During Subhas Chandra Bose's trip to Japanese-occupied Singapore, which lasted from July to August 1943, he stayed at the bungalow. According to historian Nilanjana Sengupta the rooms and balconies of the house "were witness to much of the INA's wartime strategizing." He allegedly wrote the Proclamation for the Provisional Government on 19 October 1943. Toward the end of the war, the cabinet of the Indian Independence League gathered at the house to discuss plans for their surrender. John Thivy of the INA recommended that the bungalow house the Indian embassy. It was later demolished and replaced by a condominium. Amongst his supporters, the bungalow "became a veritable shrine, despite — or because of — his fervent stand against the Empire."
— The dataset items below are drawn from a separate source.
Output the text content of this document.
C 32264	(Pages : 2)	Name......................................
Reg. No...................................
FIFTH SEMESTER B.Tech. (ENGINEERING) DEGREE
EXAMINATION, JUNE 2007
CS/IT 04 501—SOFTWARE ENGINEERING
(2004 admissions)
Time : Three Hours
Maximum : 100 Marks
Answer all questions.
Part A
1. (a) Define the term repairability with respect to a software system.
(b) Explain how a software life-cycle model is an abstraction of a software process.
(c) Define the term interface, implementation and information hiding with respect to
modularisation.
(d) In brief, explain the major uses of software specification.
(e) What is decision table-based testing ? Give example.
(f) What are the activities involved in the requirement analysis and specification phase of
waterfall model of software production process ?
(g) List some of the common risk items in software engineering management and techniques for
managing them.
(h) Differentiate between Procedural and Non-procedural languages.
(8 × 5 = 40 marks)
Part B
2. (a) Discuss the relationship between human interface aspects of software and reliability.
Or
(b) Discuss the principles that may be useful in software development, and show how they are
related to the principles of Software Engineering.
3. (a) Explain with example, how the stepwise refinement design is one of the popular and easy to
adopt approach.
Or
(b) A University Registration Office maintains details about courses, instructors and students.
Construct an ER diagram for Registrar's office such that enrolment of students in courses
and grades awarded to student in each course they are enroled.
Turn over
In February 1948, a civil suit was filed by Yeap Lian Seng and three others for the possession of the property, then occupied by Air Marshal Sir Hugh Pughe Lloyd. The plaintiffs alleged that they had acquired the house from the Meyer's estate in September of the previous year for $400,000 when it was occupied by Air Marshal Sir George Clark Pirie. They then wrote to Pirie, claiming that they would be "glad" if he continued to reside at the bungalow. However, when Lloyd replaced Pirie as its resident, the plaintiffs wrote to him, telling him that he did not have their consent to stay at the house and asking him to vacate the property. In response, Lloyd claimed that he was occupying the estate as a contractual tenant and not as a statutory tenant. Judge W. J. Thorogood decided in the plaintiffs' favour, giving Lloyd until 1 March to vacate the premises and ordering him to pay $900, the rent for December to February. Lloyd appealed the ruling and a stay of execution pending appeal was granted. The appeal failed, with the Full Court of Appeal holding that Pirie had been a statutory tenant and not a contractual tent.

The building later became the residence of Yeap Teik Leong, the chairman of the Ban Hin Lee Bank in Penang and the developer of The Adelphi. In April 1989, the bungalow was acquired by the Hong Leong Group. It was later demolished and replaced by a condominium.